Marlo Thomas: A Woman of Independent Means
Much like her That Girl
alter ego, Ann Marie, a young and prescient Marlo Thomas
knew about "Girl Power" long before the Spice Girls
hit the scene.
"I remember thinking at a very early age, 'I'm always going to know where I'm going,'" she says in a Lifetime Intimate Portrait airing tonight (7 pm/ET). "Nobody's ever going to say to me 'What does she know? Where is she going to go?'"
As the single-minded daughter of legendary entertainer Danny Thomas and a junior member of Hollywood royalty, where Thomas went was straight into the family business. And in the early '60s buoyed by a breakout performance in the London stage production of Barefoot in the Park television beckoned.
"The head of ABC at the time called me in and, just like the old story, said 'Kid, you can be a TV star. I'm gonna find a series for you.'" Unfortunately, he didn't have a concept but Thomas did. "There [was] all this stuff happening in the country with women, [yet] everybody on television is either the daughter of somebody, the wife of somebody or the secretary of somebody. [I said], 'Why don't you just do a show where the girl is the somebody?'"

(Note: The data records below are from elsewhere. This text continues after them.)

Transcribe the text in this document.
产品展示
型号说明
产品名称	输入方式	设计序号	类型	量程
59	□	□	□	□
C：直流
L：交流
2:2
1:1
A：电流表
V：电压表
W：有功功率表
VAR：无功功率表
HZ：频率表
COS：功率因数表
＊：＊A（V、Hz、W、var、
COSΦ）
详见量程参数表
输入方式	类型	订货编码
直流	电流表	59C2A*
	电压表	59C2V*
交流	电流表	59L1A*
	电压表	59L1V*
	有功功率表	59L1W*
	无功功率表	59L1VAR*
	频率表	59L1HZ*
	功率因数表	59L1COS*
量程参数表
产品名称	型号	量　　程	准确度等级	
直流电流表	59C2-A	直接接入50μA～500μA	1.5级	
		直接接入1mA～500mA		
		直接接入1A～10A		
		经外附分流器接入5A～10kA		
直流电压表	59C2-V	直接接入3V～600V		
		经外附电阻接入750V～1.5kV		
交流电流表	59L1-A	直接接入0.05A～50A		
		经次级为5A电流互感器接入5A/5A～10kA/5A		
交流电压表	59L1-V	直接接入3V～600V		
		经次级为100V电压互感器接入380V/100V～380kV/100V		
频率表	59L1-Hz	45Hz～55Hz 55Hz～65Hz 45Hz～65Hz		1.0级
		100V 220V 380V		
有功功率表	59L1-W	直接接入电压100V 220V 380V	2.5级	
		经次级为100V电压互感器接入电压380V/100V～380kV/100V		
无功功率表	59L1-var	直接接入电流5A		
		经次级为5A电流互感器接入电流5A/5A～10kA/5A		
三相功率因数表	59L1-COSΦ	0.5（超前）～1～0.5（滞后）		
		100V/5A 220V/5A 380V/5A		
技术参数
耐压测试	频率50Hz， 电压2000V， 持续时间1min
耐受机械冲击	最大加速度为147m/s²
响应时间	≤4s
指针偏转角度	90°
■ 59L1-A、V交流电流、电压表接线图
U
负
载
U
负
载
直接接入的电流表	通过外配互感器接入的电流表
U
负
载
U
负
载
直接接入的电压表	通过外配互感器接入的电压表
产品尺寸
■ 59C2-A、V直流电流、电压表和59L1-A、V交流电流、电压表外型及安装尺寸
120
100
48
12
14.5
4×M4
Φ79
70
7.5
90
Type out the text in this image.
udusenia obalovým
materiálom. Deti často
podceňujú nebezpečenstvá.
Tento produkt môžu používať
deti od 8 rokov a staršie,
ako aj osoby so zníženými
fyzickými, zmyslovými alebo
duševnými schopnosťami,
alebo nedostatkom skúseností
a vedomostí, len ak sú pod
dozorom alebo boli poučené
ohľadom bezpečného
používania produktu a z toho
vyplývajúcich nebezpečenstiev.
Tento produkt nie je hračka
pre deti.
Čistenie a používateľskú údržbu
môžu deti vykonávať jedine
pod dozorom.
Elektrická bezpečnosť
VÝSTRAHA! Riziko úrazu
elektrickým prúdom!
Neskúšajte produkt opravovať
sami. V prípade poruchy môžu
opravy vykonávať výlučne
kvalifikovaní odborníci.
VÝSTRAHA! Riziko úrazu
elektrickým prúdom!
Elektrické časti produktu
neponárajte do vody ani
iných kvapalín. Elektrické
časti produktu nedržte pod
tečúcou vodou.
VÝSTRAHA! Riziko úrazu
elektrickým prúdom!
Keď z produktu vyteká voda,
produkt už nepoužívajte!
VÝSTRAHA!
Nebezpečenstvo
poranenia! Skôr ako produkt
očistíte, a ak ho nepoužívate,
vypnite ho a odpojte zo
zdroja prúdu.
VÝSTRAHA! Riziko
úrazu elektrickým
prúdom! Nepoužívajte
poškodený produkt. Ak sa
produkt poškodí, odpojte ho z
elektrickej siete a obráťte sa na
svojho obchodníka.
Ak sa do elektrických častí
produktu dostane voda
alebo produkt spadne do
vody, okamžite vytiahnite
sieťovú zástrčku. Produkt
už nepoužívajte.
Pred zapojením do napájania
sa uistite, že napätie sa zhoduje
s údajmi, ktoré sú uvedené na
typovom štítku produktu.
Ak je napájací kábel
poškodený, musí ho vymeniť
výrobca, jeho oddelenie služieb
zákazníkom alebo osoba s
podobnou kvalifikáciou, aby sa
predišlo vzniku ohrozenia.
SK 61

Thus, That Girl was born. The series, which ran from 1966-71, was immensely popular a fact Thomas attributes in large part to the late Ted Bessell, who played her on-screen comic and romantic foil Don Hollinger. "Half the show was Teddy," she says. "There was no show without [him]."
Even off-screen, Bessell made quite an impression. "[We] definitely had a romance," Thomas admits. "I was crazy about him. Every girl wanted to go to bed with Teddy. He had all the male stuff."